Program, we can accomplish more than we could ever do alone.”

Referring to the account of four men who brought a hurting friend to Jesus for

healing in Mark 2, Page challenged Southern Baptists to commit themselves to

working together to help a hurting people at home and abroad.

“Let’s covenant together to reverse the declines in baptisms and mission giving

and Cooperative Program support for the sake of carrying the gospel of our Lord

Jesus Christ,” Page declared. “Let’s bring that hurting one to the One who can

minister to the physical but, most of all, the spiritual needs.”

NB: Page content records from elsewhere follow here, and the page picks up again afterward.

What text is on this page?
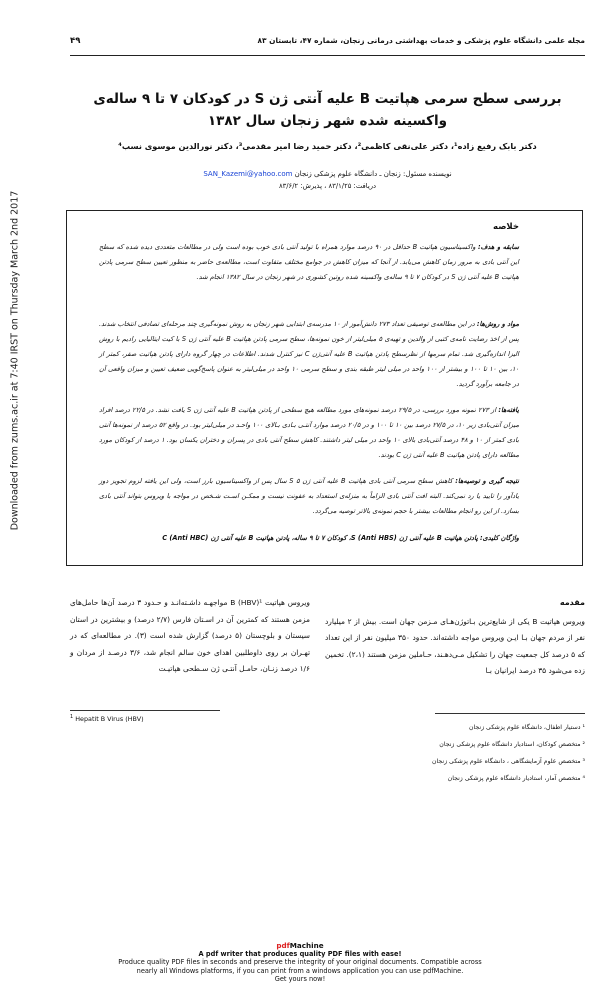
مجله علمی دانشگاه علوم پزشکی و خدمات بهداشتی درمانی زنجان، شماره ۴۷، تابستان ۸۳
۴۹
Downloaded from zums.ac.ir at 7:40 IRST on Thursday March 2nd 2017
بررسی سطح سرمی هپاتیت B علیه آنتی ژن S در کودکان ۷ تا ۹ ساله‌ی واکسینه شده شهر زنجان سال ۱۳۸۲
دکتر بابک رفیع زاده¹، دکتر علی‌نقی کاظمی²، دکتر حمید رضا امیر مقدمی³، دکتر نورالدین موسوی نسب⁴
نویسنده مسئول: زنجان ـ دانشگاه علوم پزشکی زنجان SAN_Kazemi@yahoo.com
دریافت: ۸۳/۱/۲۵ ، پذیرش: ۸۳/۶/۲
خلاصه
سابقه و هدف: واکسیناسیون هپاتیت B حداقل در ۹۰ درصد موارد همراه با تولید آنتی بادی خوب بوده است ولی در مطالعات متعددی دیده شده که سطح این آنتی بادی به مرور زمان کاهش می‌یابد. از آنجا که میزان کاهش در جوامع مختلف متفاوت است، مطالعه‌ی حاضر به منظور تعیین سطح سرمی پادتن هپاتیت B علیه آنتی ژن S در کودکان ۷ تا ۹ ساله‌ی واکسینه شده روتین کشوری در شهر زنجان در سال ۱۳۸۲ انجام شد.
مواد و روش‌ها: در این مطالعه‌ی توصیفی تعداد ۲۷۳ دانش‌آموز از ۱۰ مدرسه‌ی ابتدایی شهر زنجان به روش نمونه‌گیری چند مرحله‌ای تصادفی انتخاب شدند. پس از اخذ رضایت نامه‌ی کتبی از والدین و تهیه‌ی ۵ میلی‌لیتر از خون نمونه‌ها، سطح سرمی پادتن هپاتیت B علیه آنتی ژن S با کیت ایتالیایی رادیم با روش الیزا اندازه‌گیری شد. تمام سرمها از نظرسطح پادتن هپاتیت B علیه آنتی‌ژن C نیز کنترل شدند. اطلاعات در چهار گروه دارای پادتن هپاتیت صفر، کمتر از ۱۰، بین ۱۰ تا ۱۰۰ و بیشتر از ۱۰۰ واحد در میلی لیتر طبقه بندی و سطح سرمی ۱۰ واحد در میلی‌لیتر به عنوان پاسخ‌گویی ضعیف تعیین و میزان واقعی آن در جامعه برآورد گردید.
یافته‌ها: از ۲۷۳ نمونه مورد بررسی، در ۲۹/۵ درصد نمونه‌های مورد مطالعه هیچ سطحی از پادتن هپاتیت B علیه آنتی ژن S یافت نشد. در ۲۲/۵ درصد افراد میزان آنتی‌بادی زیر ۱۰، در ۲۷/۵ درصد بین ۱۰ تا ۱۰۰ و در ۲۰/۵ درصد موارد آنتـی بـادی بـالای ۱۰۰ واحـد در میلی‌لیتر بود. در واقع ۵۲ درصد از نمونه‌ها آنتی بادی کمتر از ۱۰ و ۴۸ درصد آنتی‌بادی بالای ۱۰ واحد در میلی لیتر داشتند. کاهش سطح آنتی بادی در پسران و دختران یکسان بود. ۱ درصد از کودکان مورد مطالعه دارای پادتن هپاتیت B علیه آنتی ژن C بودند.
نتیجه گیری و توصیه‌ها: کاهش سطح سرمی آنتی بادی هپاتیت B علیه آنتی ژن S ۵ سال پس از واکسیناسیون بارز است، ولی این یافته لزوم تجویز دوز یادآور را تایید یا رد نمی‌کند. البته افت آنتی بادی الزاماً به منزله‌ی استعداد به عفونت نیست و ممکـن اسـت شـخص در مواجه با ویروس بتواند آنتی بادی بسازد. از این رو انجام مطالعات بیشتر با حجم نمونه‌ی بالاتر توصیه می‌گردد.
واژگان کلیدی: پادتن هپاتیت B علیه آنتی ژن S (Anti HBS)، کودکان ۷ تا ۹ ساله، پادتن هپاتیت B علیه آنتی ژن C (Anti HBC)
مقدمه
ویروس هپاتیت B یکی از شایع‌ترین بـاتوژن‌هـای مـزمن جهان است. بیش از ۲ میلیارد نفر از مردم جهان بـا ایـن ویروس مواجه داشته‌اند. حدود ۳۵۰ میلیون نفر از این تعداد که ۵ درصد کل جمعیت جهان را تشکیل مـی‌دهـند، حـاملین مزمن هستند (۲،۱). تخمین زده می‌شود ۳۵ درصد ایرانیان بـا
ویروس هپاتیت B (HBV)¹ مواجهـه داشـته‌انـد و حـدود ۳ درصد آن‌ها حامل‌های مزمن هستند که کمترین آن در اسـتان فارس (۲/۷ درصد) و بیشترین در استان سیستان و بلوچستان (۵ درصد) گزارش شده است (۳). در مطالعه‌ای که در تهـران بر روی داوطلبین اهدای خون سالم انجام شد، ۳/۶ درصـد از مردان و ۱/۶ درصد زنـان، حامـل آنتـی ژن سـطحی هپاتیـت
¹ دستیار اطفال، دانشگاه علوم پزشکی زنجان
² متخصص کودکان، استادیار دانشگاه علوم پزشکی زنجان
³ متخصص علوم آزمایشگاهی ، دانشگاه علوم پزشکی زنجان
⁴ متخصص آمار، استادیار دانشگاه علوم پزشکی زنجان
$^1$ Hepatit B Virus (HBV)
pdfMachine
A pdf writer that produces quality PDF files with ease!
Produce quality PDF files in seconds and preserve the integrity of your original documents. Compatible across
nearly all Windows platforms, if you can print from a windows application you can use pdfMachine.
Get yours now!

The real problem in Southern Baptist life is spiritual, not logistical, Page

added.

“We spent a great deal of time and energy in the last two years dealing with

issues from the Great Commission Resurgence Task Force,” Page said. “I was a

member of that task force. My fear from the beginning was that if we were not

careful, we would spend a great deal of time with logistical issues, when the

bottom-line problem before us is not logistical as much as it is spiritual.

“Our great need is a heaven-sent revival that begins in our own hearts,” Page

said. “Unless and until that happens, there will be no increase in baptisms and

missions support. So, in all honesty, I stand before you today and tell you

that what we need is a Holy Ghost revival. God, may it be so.”

(EDITOR’S NOTE — Kelly is senior writer and assistant editor for Baptist Press.)